Убийства в Белом Монастыре

22
18
20
22
24
26
28
30

Спокойный, практичный Мастерс.

На минуту выражение лица Мориса было невозможно понять, казалось, он вот-вот скажет что-то резкое. Но затем на его лице появилось выражение спокойного эпикурейского довольства:

– Никогда. Вы умнее, чем я думал, мистер Мастерс… Могу я кое-что предложить? Теперь, когда вы сняли позолоту с вашей дубинки, или, скорее, не позолоту, а фольгу, не будет ли лучше задать мне вопросы в вашем фирменном стиле, на манер Скотленд-Ярда. А я уж постараюсь ответить наилучшим образом. Знаете, я весьма интересуюсь криминалистикой. Вполне возможно, что я смогу вам помочь.

Мастерс, казалось, был обрадован.

– Недурно, сэр. Неплохая идея, может статься.
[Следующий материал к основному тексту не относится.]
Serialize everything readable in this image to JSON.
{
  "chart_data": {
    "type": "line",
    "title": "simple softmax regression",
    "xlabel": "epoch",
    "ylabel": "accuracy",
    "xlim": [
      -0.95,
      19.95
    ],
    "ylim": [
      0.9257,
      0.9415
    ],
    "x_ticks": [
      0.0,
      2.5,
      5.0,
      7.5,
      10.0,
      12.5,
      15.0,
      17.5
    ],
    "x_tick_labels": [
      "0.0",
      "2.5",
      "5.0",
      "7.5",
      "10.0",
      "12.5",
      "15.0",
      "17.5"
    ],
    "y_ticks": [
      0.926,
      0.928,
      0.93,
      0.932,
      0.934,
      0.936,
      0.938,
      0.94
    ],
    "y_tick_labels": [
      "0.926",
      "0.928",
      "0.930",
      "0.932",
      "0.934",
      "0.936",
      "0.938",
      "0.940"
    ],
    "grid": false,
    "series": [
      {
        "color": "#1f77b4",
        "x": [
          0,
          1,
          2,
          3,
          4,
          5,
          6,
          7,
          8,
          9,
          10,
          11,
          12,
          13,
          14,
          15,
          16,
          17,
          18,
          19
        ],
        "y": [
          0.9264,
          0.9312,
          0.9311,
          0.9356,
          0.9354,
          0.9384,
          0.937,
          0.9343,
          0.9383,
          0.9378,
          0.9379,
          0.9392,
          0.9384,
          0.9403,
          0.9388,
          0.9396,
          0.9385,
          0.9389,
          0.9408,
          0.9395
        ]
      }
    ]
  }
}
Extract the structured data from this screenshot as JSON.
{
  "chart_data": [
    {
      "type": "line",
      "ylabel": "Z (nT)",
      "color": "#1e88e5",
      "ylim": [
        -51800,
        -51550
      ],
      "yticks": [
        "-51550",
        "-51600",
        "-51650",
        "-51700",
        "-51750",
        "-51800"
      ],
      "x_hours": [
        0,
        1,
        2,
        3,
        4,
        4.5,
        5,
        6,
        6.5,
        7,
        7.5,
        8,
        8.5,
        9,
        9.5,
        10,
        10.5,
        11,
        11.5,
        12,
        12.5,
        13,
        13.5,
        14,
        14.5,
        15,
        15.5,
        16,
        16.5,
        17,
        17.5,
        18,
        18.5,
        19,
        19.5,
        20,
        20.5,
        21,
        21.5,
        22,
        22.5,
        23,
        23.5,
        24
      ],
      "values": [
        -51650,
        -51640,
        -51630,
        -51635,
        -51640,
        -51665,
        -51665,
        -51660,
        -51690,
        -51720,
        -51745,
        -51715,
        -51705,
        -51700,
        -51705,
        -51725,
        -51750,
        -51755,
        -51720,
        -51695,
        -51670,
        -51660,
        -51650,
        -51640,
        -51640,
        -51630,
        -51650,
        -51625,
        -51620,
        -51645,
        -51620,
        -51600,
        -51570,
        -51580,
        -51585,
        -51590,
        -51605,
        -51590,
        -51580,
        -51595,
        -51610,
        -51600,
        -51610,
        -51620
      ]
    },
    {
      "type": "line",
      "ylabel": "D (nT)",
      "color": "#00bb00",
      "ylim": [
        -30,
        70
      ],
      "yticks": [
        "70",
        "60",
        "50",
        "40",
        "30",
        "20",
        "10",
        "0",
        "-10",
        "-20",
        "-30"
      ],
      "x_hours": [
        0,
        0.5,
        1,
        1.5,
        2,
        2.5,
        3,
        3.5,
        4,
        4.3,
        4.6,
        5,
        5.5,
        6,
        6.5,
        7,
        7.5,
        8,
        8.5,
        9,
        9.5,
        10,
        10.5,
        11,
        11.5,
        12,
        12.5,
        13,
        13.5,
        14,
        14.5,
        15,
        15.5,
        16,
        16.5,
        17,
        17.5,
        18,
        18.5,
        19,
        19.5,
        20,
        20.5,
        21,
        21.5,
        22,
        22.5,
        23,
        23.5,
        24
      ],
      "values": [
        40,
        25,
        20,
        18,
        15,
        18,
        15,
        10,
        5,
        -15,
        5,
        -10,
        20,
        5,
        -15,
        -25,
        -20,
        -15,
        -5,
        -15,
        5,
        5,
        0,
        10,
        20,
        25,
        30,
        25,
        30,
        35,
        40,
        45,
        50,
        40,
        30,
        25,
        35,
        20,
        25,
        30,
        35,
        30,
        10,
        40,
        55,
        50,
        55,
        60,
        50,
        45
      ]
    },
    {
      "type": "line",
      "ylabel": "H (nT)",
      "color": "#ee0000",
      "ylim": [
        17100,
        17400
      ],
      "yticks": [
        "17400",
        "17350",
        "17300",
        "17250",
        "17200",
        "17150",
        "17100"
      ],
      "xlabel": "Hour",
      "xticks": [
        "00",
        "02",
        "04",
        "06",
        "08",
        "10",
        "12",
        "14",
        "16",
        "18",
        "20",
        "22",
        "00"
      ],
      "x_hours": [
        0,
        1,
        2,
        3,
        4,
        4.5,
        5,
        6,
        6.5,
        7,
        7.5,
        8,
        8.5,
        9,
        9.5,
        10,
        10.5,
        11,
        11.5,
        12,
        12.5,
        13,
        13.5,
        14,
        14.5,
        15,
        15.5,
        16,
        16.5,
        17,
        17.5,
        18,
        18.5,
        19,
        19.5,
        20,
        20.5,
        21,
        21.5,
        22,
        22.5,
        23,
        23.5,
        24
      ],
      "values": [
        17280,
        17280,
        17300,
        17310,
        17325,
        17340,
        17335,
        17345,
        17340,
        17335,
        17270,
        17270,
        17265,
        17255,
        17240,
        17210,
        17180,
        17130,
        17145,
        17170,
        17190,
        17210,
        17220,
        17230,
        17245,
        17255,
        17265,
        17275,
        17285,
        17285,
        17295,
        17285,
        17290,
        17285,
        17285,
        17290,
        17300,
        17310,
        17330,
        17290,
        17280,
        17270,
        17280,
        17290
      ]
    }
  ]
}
Вы знаете, каково положение дел?

– Гм… да. Брат как раз рассказывал.

– Полдюйма чистого снега вокруг дома и никаких следов, нигде никаких отметин, кроме следов вашего брата – разумеется, невиновного.

– Конечно. Я правда не хотел бы, чтобы ты совершил подобную прогулку, Джон. – Морис холодно улыбнулся.

– Не сомневаюсь, – мрачно отозвался Мастерс. – Но тогда как вы объясните это преступление?

Морис коснулся переносицы, будто там были очки, с какой-то виноватой улыбкой.

– Да-да, инспектор, вполне возможно, что я смогу это сделать.

– Господи боже! – вскричал Мастерс, вдруг решив выпустить пар. Он поднялся, разглядывая самую странную рыбу, которая когда-либо попадала в его сети, а Морис покашливал. Мастерс замялся, сглотнул и снова сел. – Очень хорошо, сэр. Похоже, у всех есть объяснения, кроме полиции. Очень мило. Скажу вам честно, мне было бы жаль беднягу Чарли Поттера, если бы он попал сюда в одиночку. И я не желаю слышать всякий бред про то, что кто-то отсюда улетел, или ушел на ходулях, или выпрыгнул, или лазал по деревьям. Тут футов сто до ближайшего куста, а на снегу ни следа. И мы не нашли никого, кто бы там прятался… Это очень странное место, мистер Бохун. Зачем оно вам?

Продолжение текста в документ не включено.